Katie Evans, Head of Research and Policy, Money and Mental Health

Buy now, pay later: the problems with credit offered by retailers

Our launch survey, which collected information from nearly 5,500 people with mental health problems in spring 2016, has been a goldmine of information for Money and Mental Health. The detailed descriptions of how mental health problems can cause financial difficulties, and vice versa, have been incredibly important in helping us to plan and shape our research.

One thing that appeared time and time again in people’s descriptions of their problems was credit offered by retailers – sometimes hire purchase or rent-to-own, sometimes catalogue credit or store cards. Enough people mentioned these products to make us wonder – are there bigger problems in this market for people with mental health problems? To test this, we commissioned new national survey data from Populus, a research agency, to understand how people across the UK, with and without mental health problems, use the credit offered to them by retailers, and whether there are specific issues that mean people experiencing mental health problems are getting a poor deal in this market.

Is this another cost of poor mental health?

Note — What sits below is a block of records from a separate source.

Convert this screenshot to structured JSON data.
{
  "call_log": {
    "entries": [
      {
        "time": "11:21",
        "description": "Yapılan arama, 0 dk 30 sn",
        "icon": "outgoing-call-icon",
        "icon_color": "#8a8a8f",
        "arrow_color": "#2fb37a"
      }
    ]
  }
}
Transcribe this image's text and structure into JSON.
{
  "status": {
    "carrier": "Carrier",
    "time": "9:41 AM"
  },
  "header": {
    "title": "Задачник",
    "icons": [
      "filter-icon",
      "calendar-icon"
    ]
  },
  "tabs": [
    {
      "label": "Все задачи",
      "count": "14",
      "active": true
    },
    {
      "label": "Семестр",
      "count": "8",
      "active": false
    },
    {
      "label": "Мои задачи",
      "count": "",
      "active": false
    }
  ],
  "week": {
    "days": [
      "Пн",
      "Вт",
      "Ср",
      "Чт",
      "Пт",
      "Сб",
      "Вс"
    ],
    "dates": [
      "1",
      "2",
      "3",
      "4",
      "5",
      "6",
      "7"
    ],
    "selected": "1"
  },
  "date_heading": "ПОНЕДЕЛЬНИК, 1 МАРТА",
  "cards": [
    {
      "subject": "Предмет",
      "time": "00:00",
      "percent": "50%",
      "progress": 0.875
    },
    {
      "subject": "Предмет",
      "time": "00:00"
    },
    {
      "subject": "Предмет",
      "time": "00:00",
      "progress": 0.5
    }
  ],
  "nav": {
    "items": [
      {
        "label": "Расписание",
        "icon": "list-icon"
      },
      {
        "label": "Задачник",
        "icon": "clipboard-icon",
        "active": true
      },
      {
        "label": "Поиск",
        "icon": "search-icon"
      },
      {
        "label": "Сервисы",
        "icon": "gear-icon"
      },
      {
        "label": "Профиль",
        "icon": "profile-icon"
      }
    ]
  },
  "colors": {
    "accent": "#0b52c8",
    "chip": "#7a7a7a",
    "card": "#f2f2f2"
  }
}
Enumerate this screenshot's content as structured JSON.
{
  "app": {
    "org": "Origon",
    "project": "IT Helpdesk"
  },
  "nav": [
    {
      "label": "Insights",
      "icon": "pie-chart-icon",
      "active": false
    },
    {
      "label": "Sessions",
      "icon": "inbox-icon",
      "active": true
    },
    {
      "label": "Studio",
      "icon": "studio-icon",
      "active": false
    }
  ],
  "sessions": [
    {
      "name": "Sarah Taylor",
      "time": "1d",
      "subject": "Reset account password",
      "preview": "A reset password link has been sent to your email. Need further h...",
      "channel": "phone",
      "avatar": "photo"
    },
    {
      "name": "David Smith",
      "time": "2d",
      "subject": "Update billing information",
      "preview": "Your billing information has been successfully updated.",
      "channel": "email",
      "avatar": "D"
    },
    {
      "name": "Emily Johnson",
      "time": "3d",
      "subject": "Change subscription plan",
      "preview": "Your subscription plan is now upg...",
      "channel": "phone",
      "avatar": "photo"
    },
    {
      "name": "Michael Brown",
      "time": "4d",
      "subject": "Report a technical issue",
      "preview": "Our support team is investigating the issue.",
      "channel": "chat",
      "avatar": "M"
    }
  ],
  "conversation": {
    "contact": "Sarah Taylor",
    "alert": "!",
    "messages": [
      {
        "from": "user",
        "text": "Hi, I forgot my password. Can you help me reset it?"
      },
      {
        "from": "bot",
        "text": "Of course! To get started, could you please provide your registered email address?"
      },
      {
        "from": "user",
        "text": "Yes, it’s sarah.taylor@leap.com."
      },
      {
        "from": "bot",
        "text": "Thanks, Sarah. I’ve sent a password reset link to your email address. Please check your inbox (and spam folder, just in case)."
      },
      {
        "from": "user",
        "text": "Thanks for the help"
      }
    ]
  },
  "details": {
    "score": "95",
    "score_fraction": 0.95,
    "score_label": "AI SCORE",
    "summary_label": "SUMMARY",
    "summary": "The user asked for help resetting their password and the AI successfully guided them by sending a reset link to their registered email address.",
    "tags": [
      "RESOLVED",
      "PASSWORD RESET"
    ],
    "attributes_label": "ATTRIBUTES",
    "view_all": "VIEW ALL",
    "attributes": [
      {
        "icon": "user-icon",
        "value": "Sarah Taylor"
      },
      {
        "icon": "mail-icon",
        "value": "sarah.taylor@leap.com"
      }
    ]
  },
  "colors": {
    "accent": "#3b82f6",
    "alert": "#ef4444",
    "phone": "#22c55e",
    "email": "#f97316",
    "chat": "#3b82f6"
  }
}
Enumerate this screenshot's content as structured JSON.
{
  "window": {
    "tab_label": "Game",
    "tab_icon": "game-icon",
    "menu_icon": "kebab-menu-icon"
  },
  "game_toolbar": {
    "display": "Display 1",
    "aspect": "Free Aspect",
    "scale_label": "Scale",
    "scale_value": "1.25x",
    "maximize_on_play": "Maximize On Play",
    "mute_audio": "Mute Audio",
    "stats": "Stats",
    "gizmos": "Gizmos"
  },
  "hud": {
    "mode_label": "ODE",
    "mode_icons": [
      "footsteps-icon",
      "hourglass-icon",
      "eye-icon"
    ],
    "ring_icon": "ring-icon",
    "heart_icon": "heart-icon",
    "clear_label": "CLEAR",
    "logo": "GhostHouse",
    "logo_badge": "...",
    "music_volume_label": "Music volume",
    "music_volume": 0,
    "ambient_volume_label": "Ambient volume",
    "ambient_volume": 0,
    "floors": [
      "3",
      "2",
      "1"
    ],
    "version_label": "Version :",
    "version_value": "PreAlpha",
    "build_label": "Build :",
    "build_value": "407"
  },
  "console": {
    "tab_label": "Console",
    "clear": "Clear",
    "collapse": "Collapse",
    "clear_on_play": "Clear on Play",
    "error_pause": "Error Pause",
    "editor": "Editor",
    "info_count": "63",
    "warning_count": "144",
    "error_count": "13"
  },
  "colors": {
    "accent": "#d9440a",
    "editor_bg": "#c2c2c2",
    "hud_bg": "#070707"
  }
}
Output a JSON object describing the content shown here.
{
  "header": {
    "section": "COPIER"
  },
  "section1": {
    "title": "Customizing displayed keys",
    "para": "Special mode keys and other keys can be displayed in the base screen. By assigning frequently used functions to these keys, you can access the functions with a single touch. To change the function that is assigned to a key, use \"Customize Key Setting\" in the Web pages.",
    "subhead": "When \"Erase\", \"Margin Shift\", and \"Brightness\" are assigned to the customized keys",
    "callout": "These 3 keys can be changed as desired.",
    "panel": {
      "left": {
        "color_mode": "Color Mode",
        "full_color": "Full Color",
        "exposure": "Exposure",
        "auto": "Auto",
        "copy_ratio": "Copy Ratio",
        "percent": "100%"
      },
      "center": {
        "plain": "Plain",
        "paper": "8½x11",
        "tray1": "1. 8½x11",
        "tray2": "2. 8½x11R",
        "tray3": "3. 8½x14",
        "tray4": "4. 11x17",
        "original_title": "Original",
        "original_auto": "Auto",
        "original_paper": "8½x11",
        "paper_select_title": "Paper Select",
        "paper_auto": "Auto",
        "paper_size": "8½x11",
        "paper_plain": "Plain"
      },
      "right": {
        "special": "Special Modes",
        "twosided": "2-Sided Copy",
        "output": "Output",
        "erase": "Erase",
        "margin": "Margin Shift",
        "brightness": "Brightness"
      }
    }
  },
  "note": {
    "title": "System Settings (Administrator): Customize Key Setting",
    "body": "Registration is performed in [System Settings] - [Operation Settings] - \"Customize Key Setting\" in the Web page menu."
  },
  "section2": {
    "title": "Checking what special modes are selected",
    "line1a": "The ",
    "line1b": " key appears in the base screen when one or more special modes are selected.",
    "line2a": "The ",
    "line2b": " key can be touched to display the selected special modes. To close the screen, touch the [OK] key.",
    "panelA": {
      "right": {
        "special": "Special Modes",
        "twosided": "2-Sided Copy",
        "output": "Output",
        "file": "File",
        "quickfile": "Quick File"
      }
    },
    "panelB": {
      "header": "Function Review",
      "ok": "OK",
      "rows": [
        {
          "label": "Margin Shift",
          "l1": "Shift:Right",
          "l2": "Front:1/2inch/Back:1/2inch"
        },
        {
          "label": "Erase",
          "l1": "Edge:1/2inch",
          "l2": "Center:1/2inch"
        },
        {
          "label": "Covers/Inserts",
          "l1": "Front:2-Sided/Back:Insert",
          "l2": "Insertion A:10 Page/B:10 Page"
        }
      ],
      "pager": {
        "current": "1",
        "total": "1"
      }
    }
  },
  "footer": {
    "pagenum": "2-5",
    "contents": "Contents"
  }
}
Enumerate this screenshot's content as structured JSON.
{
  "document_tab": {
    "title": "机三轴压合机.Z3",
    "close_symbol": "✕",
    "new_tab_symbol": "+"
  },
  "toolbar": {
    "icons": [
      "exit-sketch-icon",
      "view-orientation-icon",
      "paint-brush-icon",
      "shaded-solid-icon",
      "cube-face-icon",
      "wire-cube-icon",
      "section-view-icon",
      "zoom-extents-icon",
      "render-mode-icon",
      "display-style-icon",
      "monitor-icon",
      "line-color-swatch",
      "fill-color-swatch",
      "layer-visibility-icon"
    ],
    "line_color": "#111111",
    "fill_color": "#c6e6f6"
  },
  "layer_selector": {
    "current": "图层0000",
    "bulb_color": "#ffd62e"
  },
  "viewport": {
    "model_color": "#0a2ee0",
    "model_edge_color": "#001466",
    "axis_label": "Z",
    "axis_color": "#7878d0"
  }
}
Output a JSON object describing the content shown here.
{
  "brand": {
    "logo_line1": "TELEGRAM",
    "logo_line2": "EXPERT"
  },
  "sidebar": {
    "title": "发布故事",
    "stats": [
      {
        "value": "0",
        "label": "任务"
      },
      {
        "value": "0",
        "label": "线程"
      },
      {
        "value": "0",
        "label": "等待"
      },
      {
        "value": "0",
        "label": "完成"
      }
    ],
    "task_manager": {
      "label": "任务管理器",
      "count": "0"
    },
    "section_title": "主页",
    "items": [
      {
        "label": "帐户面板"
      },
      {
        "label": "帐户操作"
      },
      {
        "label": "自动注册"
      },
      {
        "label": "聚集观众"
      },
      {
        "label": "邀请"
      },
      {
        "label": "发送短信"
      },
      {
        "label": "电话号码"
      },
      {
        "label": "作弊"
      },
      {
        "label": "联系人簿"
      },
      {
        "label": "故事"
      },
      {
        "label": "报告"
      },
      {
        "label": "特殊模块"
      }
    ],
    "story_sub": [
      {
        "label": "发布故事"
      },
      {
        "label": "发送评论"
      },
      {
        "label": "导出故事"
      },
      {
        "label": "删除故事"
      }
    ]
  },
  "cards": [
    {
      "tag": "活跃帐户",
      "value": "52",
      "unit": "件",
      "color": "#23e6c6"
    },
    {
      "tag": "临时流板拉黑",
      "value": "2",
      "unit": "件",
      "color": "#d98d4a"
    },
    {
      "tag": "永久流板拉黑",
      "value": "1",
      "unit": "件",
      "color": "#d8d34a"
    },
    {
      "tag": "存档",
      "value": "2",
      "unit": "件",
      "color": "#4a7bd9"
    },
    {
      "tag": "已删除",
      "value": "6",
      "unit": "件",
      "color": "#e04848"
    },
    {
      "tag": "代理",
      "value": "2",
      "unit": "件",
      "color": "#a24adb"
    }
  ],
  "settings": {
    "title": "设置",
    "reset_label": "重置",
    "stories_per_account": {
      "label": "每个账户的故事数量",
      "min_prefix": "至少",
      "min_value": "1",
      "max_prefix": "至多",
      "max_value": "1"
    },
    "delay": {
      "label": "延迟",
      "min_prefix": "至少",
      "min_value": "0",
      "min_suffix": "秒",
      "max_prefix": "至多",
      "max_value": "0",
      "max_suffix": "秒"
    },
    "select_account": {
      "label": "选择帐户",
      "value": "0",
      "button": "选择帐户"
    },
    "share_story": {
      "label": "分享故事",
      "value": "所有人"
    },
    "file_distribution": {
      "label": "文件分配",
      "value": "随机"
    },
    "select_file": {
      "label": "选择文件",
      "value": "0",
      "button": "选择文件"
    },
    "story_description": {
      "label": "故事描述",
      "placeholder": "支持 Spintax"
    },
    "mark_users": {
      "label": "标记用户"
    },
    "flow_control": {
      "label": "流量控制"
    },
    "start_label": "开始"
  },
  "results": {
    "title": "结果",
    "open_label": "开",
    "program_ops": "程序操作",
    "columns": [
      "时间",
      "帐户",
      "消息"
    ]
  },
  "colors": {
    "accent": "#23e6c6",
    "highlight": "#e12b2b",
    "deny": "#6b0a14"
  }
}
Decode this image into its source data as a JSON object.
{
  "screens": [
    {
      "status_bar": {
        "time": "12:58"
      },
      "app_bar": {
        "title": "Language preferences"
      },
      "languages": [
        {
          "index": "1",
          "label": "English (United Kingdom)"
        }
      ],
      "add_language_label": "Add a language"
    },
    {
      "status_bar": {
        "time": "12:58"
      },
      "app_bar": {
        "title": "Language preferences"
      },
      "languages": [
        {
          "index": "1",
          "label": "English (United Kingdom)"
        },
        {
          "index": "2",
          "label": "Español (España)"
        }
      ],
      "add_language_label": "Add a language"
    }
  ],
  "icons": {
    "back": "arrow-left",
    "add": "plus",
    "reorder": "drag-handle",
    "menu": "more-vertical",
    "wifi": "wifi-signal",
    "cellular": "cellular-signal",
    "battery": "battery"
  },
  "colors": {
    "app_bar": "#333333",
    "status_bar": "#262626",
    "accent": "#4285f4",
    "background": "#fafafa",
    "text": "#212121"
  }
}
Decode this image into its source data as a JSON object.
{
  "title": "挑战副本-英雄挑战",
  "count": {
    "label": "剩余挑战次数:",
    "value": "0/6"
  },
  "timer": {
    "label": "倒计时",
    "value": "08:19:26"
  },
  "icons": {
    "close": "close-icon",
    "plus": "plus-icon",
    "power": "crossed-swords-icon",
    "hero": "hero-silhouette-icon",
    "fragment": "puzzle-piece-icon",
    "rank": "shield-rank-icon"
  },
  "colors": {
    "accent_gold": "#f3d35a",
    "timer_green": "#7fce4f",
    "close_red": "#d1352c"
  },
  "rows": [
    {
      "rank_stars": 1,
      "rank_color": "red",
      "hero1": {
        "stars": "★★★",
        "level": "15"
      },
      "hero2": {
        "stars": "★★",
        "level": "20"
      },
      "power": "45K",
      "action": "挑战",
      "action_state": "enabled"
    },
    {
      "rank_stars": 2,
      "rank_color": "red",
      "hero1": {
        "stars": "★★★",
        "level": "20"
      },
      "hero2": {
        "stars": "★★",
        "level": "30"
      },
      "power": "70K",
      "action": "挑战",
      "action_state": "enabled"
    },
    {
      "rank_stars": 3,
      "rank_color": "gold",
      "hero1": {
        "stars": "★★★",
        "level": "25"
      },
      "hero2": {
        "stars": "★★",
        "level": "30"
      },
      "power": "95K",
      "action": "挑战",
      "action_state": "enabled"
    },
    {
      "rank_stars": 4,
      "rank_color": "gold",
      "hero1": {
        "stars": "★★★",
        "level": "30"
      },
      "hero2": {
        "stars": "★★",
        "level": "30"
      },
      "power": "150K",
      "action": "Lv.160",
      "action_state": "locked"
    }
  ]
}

The short answer to this question is ‘yes’. Our new research, published earlier this week, shows that people with mental health problems are more likely to use credit offered by retailers: four in ten people with a mental health problem have used this sort of credit, compared to 32% of people without mental health problems. This could be simply because people with mental health problems are, sadly, substantially less likely to be in work, and to have lower incomes as a result, which might mean that big purchases need to be made with credit.

Graph showing experience of POS for people with and without mental health problems

More worryingly, our research has also demonstrated that people experiencing mental health problems are significantly more likely to end up behind on payments for these credit products, or using this credit to buy things they can’t afford. People with mental health problems are twice as likely to have fallen behind on payments for products bought with using credit from a retailer (16% compared to 7% for people without mental health problems). A quarter of people with mental health problems report that they have bought something on impulse that they didn’t really need because they could pay later. For people without mental health problems, this falls to 14%.

Why is this happening?

The truth is, we’re not sure yet. This research, however, gives us some clues about what might be going on, that could be used as a basis for further research. We know, for example, that some mental health problems can make it much more difficult than usual to resist impulses. It seems that, in some cases, this increase in impulsivity can make it much harder to say ‘no’ when offered credit in a shop, and can lead people to make purchases they later regret.

“I’m more impulsive if I’m bordering a depression crash, as the ‘high’ from a retail hit could possibly ‘save’ me from going over the edge. I get anxious and sometimes just say yes to store cards as I feel pressured by the sales assistants into applying and accepting to make the transaction quicker.”

Our research has also shown how some mental health problems can make understanding complex information and comparing products much harder. This might mean that it is more difficult for people with mental health problems to understand the terms and costs of credit being offered by shops – especially when you’re making the decision at the till, perhaps with a queue forming behind you, perhaps with your kids getting bored waiting.

“I took out hire purchase and catalogue borrowing without fully being able to understand how it would affect my situation to make the repayments. As a result, I am left with little or no spare money every month to be able to enjoy life.”

Many retail credit agreements are very complex, with features like:

– Advertising a 0% interest rate which changes if you miss a payment
– Adding in costs for compulsory insurance or other add-ons, which make it hard to tell how much you’re paying to borrow the money
– Links to loyalty or reward schemes, which mean spending on a store card earn you extra points and prizes

These make working out the cost of the loan complicated at the best of times. Our evidence suggests, however, that for people with mental health problems this is causing real harm.

What would help?

These findings are only indicative, but they do suggest that something serious is going on when retailers lend money to customers, and that action could be justified to protect vulnerable customers, particularly people experiencing mental health problems. At a high-level roundtable event earlier this week, Money and Mental Health brought together a wide-range of industry experts to discuss what could be done.

As a first step, we should think about how these products are sold. Is it fair for them to be tied to loyalty schemes, or for special rates to be offered in sales periods (buy now, pay nothing for a year!). We also need to make sure that the pricing of credit is clear, and that people have time to change their minds if they decide, after making a purchase on credit, that actually the loan isn’t right for them. However it’s also important that we don’t stop people who need credit from being able to access it at all. That can, in some cases, lead to a rise in illegal money lending from loan-sharks, or other harmful practices. So, as a first step, we need more research, this time in greater depth, to help us understand how people use these forms of credit, and how it affects buyer behaviour. Armed with this information, we’ll be able to make targeted interventions, and reduce the harm caused by these products.